Eigentlich träumt Kai Rudl schon sein Leben lang davon, in luftige Höhe zu steigen. Es war sein Kindheitstraum. Doch erst mit 50 Jahren hat er sich so richtig mit dem Thema beschäftigt und überlegt, wie er sich "frei wie ein Vogel" fühlen kann. Er entdeckte das Fallschrimspringen für sich. "Das habe ich dann ganz oft gemacht, fast bis zur Lizenz." Doch der freie Fall, bei dem er mit 200 Metern pro Sekunde Richtung Boden raste, reichte dem heute 63-Jährigen irgendwann nicht mehr. Das Fliegen beziehungsweise Gleiten fehlte ihm beim Fallschirmspringen. "Ich habe etwas gesucht, bei dem ich mehr fliegen kann." Doch was gibt es noch, außer Fallschirmspringen?

Lizenz zum Drachenflieger erlangt

Der Cadenberger hörte sich um und stieß aufs Drachenfliegen. "Davon hatte ich bis dahin nichts gehört." Da das Cuxland nicht unbedingt fürs Drachenfliegen bekannt ist, suchte er sich eine Flugschule in Berlin, um die Lizenz zum Drachenflieger zu erlangen. Ganz so einfach ist das allerdings nicht. Zuerst einmal standen jede Menge Tandemflüge (also ein Flug, bei dem der Lehrer dabei ist) an. "Dort habe ich dann gelernt, die Höhe, das Tempo und die Richtung zu kontrollieren - all das macht man mit seinem eigenen Körpergewicht." Als es dann an den ersten Flug ohne Fluglehrer ging, war Kai Rudl ziemlich aufgeregt. "Ich war zwar per Funk noch mit dem Lehrer verbunden, aber plötzlich für alles selbst verantwortlich." Alles lief reibungslos und die Leidenschaft, mit einem Drachen durch die Lüfte zu fliegen, wuchs.

Wie ein Vogel

"Beim Drachenfliegen fühlt sich mehr danach an, wie ein Vogel zu fliegen." Deshalb kam auch kein Gleitschirmfliegen für ihn in Frage. "Ich wollte möglichst viel Freiheit beim Fliegen.
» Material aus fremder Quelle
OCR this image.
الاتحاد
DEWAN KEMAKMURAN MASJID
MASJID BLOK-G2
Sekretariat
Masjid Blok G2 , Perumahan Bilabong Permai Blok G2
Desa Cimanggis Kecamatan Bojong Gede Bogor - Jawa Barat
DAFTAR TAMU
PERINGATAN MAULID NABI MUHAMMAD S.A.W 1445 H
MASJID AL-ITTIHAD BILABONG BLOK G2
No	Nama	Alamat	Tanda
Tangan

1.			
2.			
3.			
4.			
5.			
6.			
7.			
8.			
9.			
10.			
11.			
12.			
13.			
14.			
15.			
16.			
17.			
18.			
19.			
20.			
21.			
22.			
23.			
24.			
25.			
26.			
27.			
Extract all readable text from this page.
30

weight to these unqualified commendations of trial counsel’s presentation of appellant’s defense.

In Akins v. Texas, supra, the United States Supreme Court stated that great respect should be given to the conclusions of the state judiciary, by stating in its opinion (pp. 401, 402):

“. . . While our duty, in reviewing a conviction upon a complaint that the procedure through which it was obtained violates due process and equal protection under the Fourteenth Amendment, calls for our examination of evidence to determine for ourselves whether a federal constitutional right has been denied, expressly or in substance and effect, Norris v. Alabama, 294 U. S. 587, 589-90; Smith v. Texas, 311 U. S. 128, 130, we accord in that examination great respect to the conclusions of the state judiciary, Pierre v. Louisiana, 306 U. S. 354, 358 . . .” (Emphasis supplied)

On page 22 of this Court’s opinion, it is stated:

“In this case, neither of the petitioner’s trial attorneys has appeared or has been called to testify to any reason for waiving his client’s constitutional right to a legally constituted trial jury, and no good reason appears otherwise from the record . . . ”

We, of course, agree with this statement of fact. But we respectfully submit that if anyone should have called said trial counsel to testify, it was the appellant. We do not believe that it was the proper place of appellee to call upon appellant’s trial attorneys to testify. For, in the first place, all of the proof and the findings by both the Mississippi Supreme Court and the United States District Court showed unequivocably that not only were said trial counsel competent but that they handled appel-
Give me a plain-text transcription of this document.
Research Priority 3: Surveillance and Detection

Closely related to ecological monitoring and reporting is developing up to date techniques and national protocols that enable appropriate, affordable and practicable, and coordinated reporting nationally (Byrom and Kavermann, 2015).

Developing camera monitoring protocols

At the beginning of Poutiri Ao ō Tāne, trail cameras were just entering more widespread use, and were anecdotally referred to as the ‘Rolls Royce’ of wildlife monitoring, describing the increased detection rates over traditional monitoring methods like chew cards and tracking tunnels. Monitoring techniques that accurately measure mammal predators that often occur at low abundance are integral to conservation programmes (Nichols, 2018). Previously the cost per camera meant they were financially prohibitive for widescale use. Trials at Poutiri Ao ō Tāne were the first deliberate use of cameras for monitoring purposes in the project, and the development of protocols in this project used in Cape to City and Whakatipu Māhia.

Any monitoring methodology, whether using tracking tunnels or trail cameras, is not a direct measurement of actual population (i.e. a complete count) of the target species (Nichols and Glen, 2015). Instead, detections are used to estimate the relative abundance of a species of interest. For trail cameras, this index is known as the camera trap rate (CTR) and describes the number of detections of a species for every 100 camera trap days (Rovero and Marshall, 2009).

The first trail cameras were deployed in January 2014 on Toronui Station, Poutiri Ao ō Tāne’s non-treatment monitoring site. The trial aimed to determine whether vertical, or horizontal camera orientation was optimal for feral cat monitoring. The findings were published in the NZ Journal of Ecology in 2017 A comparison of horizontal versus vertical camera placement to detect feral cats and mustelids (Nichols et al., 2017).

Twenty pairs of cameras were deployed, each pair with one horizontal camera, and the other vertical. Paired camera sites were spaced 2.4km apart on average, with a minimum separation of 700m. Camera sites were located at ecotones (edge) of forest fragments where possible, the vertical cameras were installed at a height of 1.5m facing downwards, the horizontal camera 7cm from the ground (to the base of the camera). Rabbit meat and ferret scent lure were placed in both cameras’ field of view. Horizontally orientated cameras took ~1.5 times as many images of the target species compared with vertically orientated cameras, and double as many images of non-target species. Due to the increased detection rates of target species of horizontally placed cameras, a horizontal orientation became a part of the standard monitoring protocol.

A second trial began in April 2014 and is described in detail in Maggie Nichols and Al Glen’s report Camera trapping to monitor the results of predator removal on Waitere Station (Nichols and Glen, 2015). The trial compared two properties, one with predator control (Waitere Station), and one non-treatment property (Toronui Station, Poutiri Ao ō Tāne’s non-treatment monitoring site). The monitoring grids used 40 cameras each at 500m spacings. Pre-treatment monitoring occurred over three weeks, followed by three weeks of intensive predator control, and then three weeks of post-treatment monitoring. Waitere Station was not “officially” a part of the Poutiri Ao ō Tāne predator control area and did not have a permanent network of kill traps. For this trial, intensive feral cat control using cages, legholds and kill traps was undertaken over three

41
Mein Kindheitstraum war es, zu fliegen wie ein Vogel. Und der Drachen kommt dem am nächsten. Beim Drachenfliegen wird man gefordert und man muss aufpassen. Fehler werden sofort bestraft." Kai Rudl, der seit acht Jahren im Besitz einer Lizenz zum Drachenfliegen ist, hatte bisher glücklicherweise noch keinen Absturz. Er ist Vereinsmitglied im Deutschen Gleitschirm- und Drachenflugverband Weser in Holste-Hellingst (Landkreis Osterholz-Scharmbeck). Hier versucht er regelmäßig Zeit zu verbringen, denn Drachenflieger dürfen nur von offiziellen Flugplätzen aus an den Start gehen. Und ja, sie können auch vom Flachland aus in die Höhe steigen.

Fliegen auch im Flachland

Es gibt verschiedne Arten, um mit einem Drachen ins Fliegen zu kommen. Zum einen können Drachenflieger von einem Berg aus starten, zum anderen können sie mit Hilfe einer Windenschleppe starten. Diese Methode wird im Flachland genutzt. "Die Winde wird in einer Entfernung von 1200 Metern positioniert und ist mit dem Drachenflieger verbunden. Der wird dann von der Winde hochgezogen." Ist der Drachenflieger hoch genug, klingt er sich aus und fliegt alleine weiter.

"Man muss bei diesem Sport hellwach und aufmerksam sein, damit keine Fehler passieren. Angst habe ich nicht, die Euphorie beim Fliegen überwiegt." Auch vor dem eigentlichen Flug muss Kai Rudl alle sicherheitsrelevanten Komponenten wie die Leinen, Seiten-Trapezrohere oder das Segel an seinen Drachen kontrollieren.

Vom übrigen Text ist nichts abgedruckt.